The good actions that have arisen out of stillness for Young include a project to re-diversify the Maremma seabed in Casa dei Pesci. The seabed in this area, as also in many other places, is being destroyed through illegal fishing by dredger trawlers which destroy the seagrass meadows that are the breeding grounds for marine life. A local fisherman Paolo Fanciulli decided to address the problem by asking artists, including Young, to sculpt huge blocks of Carrara marble as, once these lie on the seabed, they make it impossible for the dredger trawlers to operate in the area. 29 sculptures, including four Stone Guardians by Young, form the Talamone Underwater Museum, which has seen ‘the trawlers go away’ and ‘the seabed diversify’ once again.  

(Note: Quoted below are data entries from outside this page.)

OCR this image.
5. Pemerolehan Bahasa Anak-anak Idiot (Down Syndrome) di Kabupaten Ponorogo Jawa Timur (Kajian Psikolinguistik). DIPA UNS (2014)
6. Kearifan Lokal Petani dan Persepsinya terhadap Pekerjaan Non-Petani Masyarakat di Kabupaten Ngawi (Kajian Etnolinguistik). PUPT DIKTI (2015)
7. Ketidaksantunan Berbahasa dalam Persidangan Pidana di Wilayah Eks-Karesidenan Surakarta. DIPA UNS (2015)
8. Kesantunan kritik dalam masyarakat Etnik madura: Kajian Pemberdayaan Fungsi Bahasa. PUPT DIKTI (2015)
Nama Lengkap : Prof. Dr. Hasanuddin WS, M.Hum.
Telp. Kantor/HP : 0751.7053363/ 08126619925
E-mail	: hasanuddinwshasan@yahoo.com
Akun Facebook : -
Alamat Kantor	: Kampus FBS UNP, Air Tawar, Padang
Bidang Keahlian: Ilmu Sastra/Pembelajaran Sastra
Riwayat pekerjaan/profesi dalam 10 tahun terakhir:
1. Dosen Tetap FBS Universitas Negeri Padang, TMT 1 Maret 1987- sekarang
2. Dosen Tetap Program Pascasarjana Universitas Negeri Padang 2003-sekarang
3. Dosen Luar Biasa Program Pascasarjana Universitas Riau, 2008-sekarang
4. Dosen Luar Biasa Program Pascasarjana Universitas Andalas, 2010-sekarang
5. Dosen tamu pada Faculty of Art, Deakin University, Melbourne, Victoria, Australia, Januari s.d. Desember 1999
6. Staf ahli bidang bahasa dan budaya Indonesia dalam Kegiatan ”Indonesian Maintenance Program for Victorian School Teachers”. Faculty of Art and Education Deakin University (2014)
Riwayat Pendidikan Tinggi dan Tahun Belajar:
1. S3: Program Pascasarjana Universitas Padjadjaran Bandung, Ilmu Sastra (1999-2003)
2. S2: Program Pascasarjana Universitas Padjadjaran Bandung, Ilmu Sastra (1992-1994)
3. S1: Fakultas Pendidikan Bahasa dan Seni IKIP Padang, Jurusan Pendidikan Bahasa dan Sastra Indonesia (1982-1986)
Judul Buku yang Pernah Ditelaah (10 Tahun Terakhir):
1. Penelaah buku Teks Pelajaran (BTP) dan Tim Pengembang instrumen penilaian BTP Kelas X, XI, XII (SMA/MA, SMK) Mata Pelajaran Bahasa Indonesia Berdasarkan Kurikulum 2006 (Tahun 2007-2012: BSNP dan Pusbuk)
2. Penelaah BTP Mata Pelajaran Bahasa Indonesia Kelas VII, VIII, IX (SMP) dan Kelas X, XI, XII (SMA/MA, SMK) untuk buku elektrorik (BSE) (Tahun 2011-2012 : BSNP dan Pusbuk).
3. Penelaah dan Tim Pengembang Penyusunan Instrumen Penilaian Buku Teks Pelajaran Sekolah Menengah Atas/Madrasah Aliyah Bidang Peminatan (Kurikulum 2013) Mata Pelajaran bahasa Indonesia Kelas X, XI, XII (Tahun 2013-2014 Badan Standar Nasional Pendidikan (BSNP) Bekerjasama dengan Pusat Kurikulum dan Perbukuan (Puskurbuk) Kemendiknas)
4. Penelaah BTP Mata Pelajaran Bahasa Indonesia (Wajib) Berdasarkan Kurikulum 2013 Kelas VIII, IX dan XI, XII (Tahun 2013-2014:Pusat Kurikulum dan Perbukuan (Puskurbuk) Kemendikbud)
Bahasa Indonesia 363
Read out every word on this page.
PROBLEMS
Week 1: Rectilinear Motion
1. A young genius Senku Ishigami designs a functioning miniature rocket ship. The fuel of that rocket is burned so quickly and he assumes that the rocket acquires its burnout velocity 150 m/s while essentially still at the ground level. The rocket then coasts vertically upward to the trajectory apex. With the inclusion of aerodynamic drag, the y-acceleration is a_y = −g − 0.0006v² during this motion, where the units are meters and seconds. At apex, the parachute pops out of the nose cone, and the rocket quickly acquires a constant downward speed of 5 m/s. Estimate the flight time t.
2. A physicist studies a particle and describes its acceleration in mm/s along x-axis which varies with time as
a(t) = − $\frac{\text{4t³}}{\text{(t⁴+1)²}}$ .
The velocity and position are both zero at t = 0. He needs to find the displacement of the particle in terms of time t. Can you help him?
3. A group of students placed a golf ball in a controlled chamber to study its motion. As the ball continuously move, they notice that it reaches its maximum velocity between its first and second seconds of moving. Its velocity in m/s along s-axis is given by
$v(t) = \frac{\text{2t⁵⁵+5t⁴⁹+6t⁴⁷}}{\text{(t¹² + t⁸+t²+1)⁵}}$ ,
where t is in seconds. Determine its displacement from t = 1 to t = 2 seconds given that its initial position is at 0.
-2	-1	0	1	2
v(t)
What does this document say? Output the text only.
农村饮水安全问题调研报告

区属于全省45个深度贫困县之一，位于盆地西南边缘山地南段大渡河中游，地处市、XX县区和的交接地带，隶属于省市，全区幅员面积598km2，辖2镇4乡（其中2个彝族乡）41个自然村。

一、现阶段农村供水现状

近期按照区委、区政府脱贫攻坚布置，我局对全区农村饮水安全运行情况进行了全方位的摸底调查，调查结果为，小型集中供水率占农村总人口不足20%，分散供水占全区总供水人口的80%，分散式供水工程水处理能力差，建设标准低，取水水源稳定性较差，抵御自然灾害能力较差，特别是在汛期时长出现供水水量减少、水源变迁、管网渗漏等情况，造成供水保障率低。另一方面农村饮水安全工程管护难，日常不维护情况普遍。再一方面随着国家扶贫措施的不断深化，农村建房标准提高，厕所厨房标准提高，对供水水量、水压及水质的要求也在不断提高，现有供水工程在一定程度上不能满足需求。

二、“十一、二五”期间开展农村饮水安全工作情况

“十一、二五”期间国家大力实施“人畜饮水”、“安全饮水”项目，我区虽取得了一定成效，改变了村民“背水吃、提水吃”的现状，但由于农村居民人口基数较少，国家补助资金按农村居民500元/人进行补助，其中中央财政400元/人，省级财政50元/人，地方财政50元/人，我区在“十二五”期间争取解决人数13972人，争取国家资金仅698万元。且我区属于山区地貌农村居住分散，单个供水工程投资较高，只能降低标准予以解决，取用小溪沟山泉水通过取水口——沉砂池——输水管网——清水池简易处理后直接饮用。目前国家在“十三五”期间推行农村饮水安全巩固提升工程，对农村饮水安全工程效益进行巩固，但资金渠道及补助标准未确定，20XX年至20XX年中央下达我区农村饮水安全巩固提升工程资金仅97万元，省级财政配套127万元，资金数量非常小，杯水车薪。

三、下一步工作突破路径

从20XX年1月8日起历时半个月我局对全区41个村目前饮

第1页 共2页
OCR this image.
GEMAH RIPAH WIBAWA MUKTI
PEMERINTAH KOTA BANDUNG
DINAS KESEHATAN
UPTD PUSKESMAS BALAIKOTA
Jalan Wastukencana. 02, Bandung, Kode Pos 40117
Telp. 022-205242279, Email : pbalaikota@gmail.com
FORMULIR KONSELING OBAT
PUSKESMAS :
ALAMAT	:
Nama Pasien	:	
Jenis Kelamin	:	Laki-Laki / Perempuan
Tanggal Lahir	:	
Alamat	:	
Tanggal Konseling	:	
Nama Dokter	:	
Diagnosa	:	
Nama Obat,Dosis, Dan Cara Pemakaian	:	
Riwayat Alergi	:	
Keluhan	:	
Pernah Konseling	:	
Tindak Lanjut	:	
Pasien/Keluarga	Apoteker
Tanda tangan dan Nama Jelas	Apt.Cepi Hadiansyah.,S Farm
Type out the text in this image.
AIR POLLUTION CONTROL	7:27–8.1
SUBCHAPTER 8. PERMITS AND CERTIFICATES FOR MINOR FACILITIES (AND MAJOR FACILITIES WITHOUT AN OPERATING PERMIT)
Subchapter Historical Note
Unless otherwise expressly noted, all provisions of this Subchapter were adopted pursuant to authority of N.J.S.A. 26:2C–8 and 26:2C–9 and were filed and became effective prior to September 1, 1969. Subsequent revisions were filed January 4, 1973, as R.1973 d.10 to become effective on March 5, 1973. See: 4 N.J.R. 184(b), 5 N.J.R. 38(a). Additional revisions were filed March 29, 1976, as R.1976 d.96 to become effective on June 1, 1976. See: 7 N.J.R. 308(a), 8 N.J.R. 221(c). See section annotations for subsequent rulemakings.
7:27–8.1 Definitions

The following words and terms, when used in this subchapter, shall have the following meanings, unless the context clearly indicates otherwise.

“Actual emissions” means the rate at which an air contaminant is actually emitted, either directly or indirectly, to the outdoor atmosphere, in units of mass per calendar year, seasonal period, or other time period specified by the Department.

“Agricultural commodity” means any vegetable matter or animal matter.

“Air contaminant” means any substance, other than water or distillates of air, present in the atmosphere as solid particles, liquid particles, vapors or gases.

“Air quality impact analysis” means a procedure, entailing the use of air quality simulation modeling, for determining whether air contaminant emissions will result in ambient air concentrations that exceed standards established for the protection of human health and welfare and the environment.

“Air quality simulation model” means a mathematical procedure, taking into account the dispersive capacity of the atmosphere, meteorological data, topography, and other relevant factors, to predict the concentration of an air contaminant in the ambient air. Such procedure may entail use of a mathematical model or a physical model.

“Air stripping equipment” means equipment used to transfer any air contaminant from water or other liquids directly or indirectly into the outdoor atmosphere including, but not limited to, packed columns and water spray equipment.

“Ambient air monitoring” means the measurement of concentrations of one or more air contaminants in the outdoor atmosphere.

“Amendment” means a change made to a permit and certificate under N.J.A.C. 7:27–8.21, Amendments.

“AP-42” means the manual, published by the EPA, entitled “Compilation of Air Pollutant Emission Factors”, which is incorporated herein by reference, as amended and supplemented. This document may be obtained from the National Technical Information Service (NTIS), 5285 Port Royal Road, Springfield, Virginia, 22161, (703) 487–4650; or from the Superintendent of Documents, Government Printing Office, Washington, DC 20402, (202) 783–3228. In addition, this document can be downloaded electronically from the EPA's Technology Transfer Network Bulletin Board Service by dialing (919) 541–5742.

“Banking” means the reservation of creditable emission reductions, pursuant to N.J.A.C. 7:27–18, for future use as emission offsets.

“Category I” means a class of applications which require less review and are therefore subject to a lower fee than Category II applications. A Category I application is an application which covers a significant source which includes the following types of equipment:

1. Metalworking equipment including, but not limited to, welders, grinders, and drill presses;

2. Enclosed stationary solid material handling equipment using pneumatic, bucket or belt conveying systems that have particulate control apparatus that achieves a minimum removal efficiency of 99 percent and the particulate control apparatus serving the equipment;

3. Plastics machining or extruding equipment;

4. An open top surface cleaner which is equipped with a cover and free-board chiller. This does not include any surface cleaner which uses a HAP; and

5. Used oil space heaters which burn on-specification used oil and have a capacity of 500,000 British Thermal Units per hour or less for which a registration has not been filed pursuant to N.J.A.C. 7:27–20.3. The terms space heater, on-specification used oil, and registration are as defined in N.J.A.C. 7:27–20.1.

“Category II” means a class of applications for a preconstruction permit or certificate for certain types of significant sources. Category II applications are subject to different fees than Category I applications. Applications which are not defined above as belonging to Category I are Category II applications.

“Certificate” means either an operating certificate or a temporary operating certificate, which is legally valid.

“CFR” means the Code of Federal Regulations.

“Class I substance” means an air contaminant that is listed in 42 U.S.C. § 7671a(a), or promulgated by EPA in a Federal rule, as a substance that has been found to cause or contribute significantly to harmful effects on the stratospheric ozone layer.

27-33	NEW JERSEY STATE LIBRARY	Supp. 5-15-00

Young also creates large sculptures in the grounds of Convento di Santa Croce, the ruined monastery in Tuscany where she now lives. She says she has ‘been quiet’ and ‘become reclusive’ living there because the place itself is ‘really peaceful and quiet’ with a ‘handmade stillness to everything’. When the rains come, ‘bits of the steep hills fall away’ revealing ancient stones formed of volcanic materials, while caves which had fallen in on themselves have filled up with rainwater creating over time ‘a layered geology’. In this way in this area, ‘the earth is giving great stones to work with’.  

In this delightful, giving place of stillness, she can sit quietly, prayerfully. She notes ‘how difficult it is to find a place of stillness today because of the ‘cacophony of distraction’ we all experience. Her aim is to show the way we are ‘wasting the gift of life’ and to reveal ‘our one consciousness’ in the stillness of stone.